Function run_readiness_probe 

Source
pub async fn run_readiness_probe(
    init_handle: JoinHandle<Result<()>>,
    state: Arc<AppState>,
    cfg_max_seq: usize,
    cfg_workers: usize,
    cfg_safety: f64,
    cost_model_override: Option<CostModel>,
    cache_dir: PathBuf,
    model_variant_str: String,
    disable_probe_cache: bool,
) -> Result<()>
Expand description

Runs after all workers finish loading their model instances.

§Sequence

  1. Wait for worker pool initialisation to finish.
  2. Read pool.model_rss_per_worker_bytes() — the median RSS delta measured inside each worker’s spawn_blocking closure around load_models(). Workers load sequentially (one at a time), so each delta reflects only that worker’s ORT session allocation with no parallel-load contamination.
  3. Detect available memory; compute per_worker_workspace via compute_workspace_budget. Fail fast if the budget is below the physics-based floor (cannot fit even one text at max_seq_length).
  4. Write static TuningInfo to OnceLock.
  5. Resolve the cost model — one of three paths:
    • cost-model override set: apply immediately, probe_status = Disabled.
    • EFS cache hit: apply cached (a, b) via ArcSwap, probe_status = CacheHit.
    • cache miss: set probe_status = Running, launch background probe task.
  6. Run dense + sparse readiness calls to confirm the worker pool is healthy.
  7. Flip state.ready = true/health returns 200 ok from this point on.
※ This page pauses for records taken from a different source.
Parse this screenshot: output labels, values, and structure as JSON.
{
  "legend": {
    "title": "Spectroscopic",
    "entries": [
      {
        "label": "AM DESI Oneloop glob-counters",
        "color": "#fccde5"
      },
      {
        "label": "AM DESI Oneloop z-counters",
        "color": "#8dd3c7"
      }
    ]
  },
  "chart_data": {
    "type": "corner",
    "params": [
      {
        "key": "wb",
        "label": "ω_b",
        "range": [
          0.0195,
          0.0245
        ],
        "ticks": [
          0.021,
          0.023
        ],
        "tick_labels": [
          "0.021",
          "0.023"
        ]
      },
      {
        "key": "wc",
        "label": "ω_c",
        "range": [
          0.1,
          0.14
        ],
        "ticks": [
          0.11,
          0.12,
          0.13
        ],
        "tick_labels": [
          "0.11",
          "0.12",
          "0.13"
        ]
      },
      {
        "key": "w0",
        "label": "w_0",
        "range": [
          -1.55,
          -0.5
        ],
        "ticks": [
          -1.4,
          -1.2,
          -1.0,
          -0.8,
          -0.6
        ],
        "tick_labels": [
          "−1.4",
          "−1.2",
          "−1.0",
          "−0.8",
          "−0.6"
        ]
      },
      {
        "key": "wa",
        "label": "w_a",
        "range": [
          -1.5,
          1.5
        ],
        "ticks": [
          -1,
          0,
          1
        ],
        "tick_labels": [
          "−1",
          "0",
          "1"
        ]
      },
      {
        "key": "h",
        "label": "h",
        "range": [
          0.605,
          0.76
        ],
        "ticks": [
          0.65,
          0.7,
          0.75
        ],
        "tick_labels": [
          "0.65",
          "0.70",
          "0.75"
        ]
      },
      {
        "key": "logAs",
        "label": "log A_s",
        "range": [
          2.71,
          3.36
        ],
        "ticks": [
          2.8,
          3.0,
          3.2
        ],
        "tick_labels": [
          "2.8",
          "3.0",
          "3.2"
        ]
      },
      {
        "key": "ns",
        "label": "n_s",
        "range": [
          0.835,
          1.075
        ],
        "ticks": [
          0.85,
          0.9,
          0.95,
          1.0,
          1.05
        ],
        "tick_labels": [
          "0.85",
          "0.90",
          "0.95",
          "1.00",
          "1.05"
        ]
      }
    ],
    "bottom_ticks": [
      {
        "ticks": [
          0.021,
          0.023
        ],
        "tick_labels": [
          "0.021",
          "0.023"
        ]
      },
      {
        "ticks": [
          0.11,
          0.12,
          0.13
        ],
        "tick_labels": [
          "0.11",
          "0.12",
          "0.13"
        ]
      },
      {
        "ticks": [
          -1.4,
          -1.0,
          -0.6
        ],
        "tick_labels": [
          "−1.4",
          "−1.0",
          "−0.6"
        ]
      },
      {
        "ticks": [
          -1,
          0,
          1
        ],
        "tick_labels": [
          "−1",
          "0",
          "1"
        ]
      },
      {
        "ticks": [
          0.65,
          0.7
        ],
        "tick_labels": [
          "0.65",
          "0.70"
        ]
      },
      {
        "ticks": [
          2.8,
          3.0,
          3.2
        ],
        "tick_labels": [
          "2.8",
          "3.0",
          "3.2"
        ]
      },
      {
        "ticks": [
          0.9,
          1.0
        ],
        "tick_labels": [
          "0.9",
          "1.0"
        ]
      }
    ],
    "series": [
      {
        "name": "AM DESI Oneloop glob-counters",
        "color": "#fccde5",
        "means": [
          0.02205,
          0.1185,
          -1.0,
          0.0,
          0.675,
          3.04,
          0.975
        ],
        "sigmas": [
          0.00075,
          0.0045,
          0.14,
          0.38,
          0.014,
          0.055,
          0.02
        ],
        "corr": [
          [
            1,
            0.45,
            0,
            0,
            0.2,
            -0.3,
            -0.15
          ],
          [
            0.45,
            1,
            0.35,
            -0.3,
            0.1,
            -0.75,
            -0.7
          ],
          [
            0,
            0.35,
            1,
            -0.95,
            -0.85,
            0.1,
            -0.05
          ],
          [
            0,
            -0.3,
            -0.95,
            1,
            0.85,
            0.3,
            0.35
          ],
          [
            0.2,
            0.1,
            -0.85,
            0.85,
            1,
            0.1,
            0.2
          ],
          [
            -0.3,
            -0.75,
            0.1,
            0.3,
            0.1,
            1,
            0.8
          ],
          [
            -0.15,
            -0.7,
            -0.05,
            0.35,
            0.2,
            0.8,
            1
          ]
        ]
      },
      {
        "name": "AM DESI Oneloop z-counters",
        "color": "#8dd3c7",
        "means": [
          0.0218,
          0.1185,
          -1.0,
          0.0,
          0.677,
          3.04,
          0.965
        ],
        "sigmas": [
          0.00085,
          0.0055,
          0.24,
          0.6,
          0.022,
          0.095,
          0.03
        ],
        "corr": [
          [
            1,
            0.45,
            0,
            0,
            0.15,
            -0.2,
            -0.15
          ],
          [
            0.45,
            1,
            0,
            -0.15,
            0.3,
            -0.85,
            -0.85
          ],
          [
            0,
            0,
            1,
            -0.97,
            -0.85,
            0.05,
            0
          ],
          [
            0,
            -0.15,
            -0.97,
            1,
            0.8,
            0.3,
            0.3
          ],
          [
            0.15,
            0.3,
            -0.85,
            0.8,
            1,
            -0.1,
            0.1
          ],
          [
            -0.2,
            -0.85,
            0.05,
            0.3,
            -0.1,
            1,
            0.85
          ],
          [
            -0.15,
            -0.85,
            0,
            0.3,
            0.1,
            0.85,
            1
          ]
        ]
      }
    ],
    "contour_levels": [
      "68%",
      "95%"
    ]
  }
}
If the probe is still running in the background, the bin-packer uses conservative defaults until the ArcSwap is updated (typically ~120 s).

§Errors

  • Worker pool init panicked (JoinError) or returned an error from model loading.
  • Per-worker workspace budget falls below the physics floor (cannot fit even one text at max_seq_length — container is restarted by the orchestrator).